As I’ve walked around the West Village, I’ve been struck by the variety of wrought iron railing and fence designs. Some examples here plus notes on David Carr’s memoir and the Tenement Museum.
RECENT READING
The Night of the Gun by David Carr
At the Aspen Ideas Festival several years ago, I saw Andrew Rossi’s film, Page One, a documentary about the New York Times. Then I experienced seeing and hearing journalist David Carr on a panel following the screening. Mr. Carr was featured prominently in the film and was both articulate and a character. My curiosity piqued, I added his 2008 memoir to my to-be-read list. The book lingered on a wish list until finally I loaded it onto my Kindle and decided its time had come.

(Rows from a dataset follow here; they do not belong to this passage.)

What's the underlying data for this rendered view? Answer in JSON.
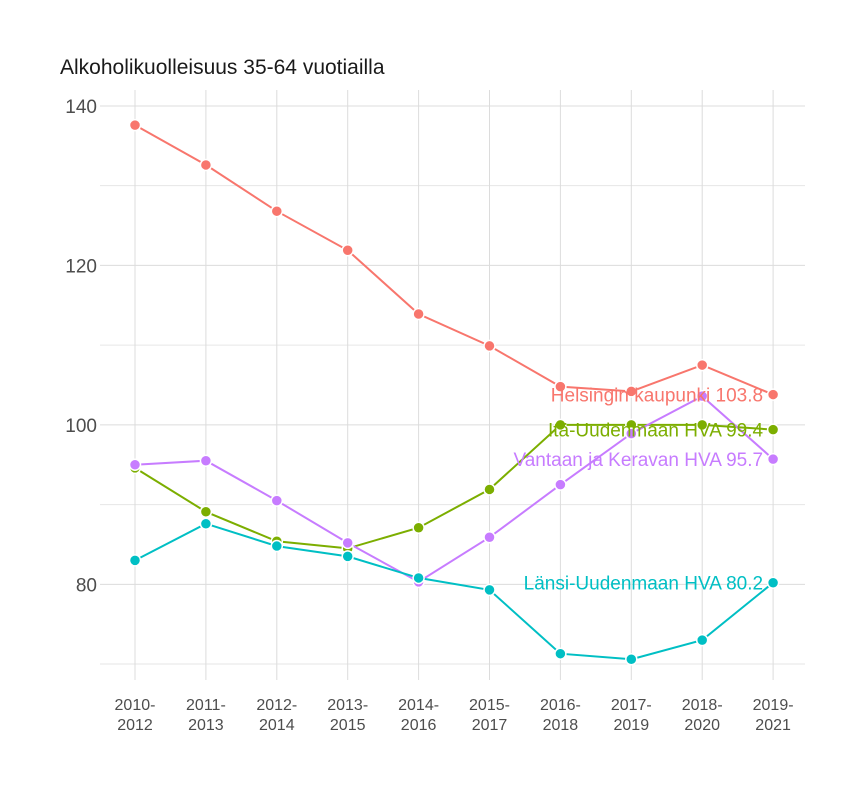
{
  "chart_data": {
    "type": "line",
    "title": "Alkoholikuolleisuus 35-64 vuotiailla",
    "xlabel": "",
    "ylabel": "",
    "categories": [
      [
        "2010-",
        "2012"
      ],
      [
        "2011-",
        "2013"
      ],
      [
        "2012-",
        "2014"
      ],
      [
        "2013-",
        "2015"
      ],
      [
        "2014-",
        "2016"
      ],
      [
        "2015-",
        "2017"
      ],
      [
        "2016-",
        "2018"
      ],
      [
        "2017-",
        "2019"
      ],
      [
        "2018-",
        "2020"
      ],
      [
        "2019-",
        "2021"
      ]
    ],
    "ylim": [
      68,
      142
    ],
    "yticks": [
      80,
      100,
      120,
      140
    ],
    "grid": true,
    "legend": "none",
    "series": [
      {
        "name": "Helsingin kaupunki",
        "color": "#F8766D",
        "end_label": "Helsingin kaupunki 103.8",
        "values": [
          137.6,
          132.6,
          126.8,
          121.9,
          113.9,
          109.9,
          104.8,
          104.2,
          107.5,
          103.8
        ]
      },
      {
        "name": "Itä-Uudenmaan HVA",
        "color": "#7CAE00",
        "end_label": "Itä-Uudenmaan HVA 99.4",
        "values": [
          94.6,
          89.1,
          85.4,
          84.5,
          87.1,
          91.9,
          100.0,
          100.0,
          100.0,
          99.4
        ]
      },
      {
        "name": "Vantaan ja Keravan HVA",
        "color": "#C77CFF",
        "end_label": "Vantaan ja Keravan HVA 95.7",
        "values": [
          95.0,
          95.5,
          90.5,
          85.2,
          80.3,
          85.9,
          92.5,
          98.9,
          103.6,
          95.7
        ]
      },
      {
        "name": "Länsi-Uudenmaan HVA",
        "color": "#00BFC4",
        "end_label": "Länsi-Uudenmaan HVA 80.2",
        "values": [
          83.0,
          87.6,
          84.8,
          83.5,
          80.8,
          79.3,
          71.3,
          70.6,
          73.0,
          80.2
        ]
      }
    ]
  }
}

Sadly, Mr. Carr collapsed at work in February 2015 and died. His memoir is raw, graphic, sometimes tedious, and ultimately hopeful. A risk taker and addicted to crack cocaine, he, nonetheless, managed to hold down good professional jobs by day while hanging out with some of the less savory elements of society by night. In and out of detox facilities and arrested numerous times, mistreating one girlfriend after another, he was ultimately saved by being needed to care for his twin daughters.
Unlike the standard recovery memoir, this one takes the form of the author going to interview the people he hurt in the past to hear their account of events and how it tallied with his memory. Not an easy book to read, but I felt I learned a lot about David Carr and appreciated even more what he was able to accomplish.
IMMIGRANT FAMILIES
Thanks to a great recommendation from my friend Patricia, we visited the Lower East Side Tenement Museum in the Bowery. It was a lovely morning and so we walked the mile and a half, passing through less polished neighborhoods and lots of grafittied buildings. The museum purchased 87 Orchard Street, a 5-story tenement built in 1863, in 1989 and soon thereafter began offering tours of selected apartments.
Parts of the building are unrestored to preserve for visitors something closely akin to the residents’ experience. Other apartments have been restored to look like and be furnished like they were when real people lived in them. The building had 22 apartments and a German beer saloon on the ground level and was occupied by residents from the 1860’s until 1935. In that year, new legislation mandated changes to meet stricter building codes that the owner opted not to implement.
We did the “Hard Times” tour led by the very knowledgeable Rachel Wetter which introduced us to two apartments; one inhabited by the German Jewish Gumpertz family in the 1870’s and 80’s, and the other by the Italian Catholic Baldizzi family who resided there from about 1924 until 1935. The apartments were small and early on without electricity, running water or indoor toilets. Mr. Gumpertz was a shoemaker who disappeared one day and never returned to his family. His wife became a dressmaker for a time. Mr. Baldizzi was a carpenter. One day his daughter who spend some of her childhood years in that apartment just showed up at the museum. She subsequently gave the museum artifacts to add to “their” apartment.
There are several other tours offered each day and we plan to return. And next year, new stories of Puerto Rican and Chinese immigrants will be featured.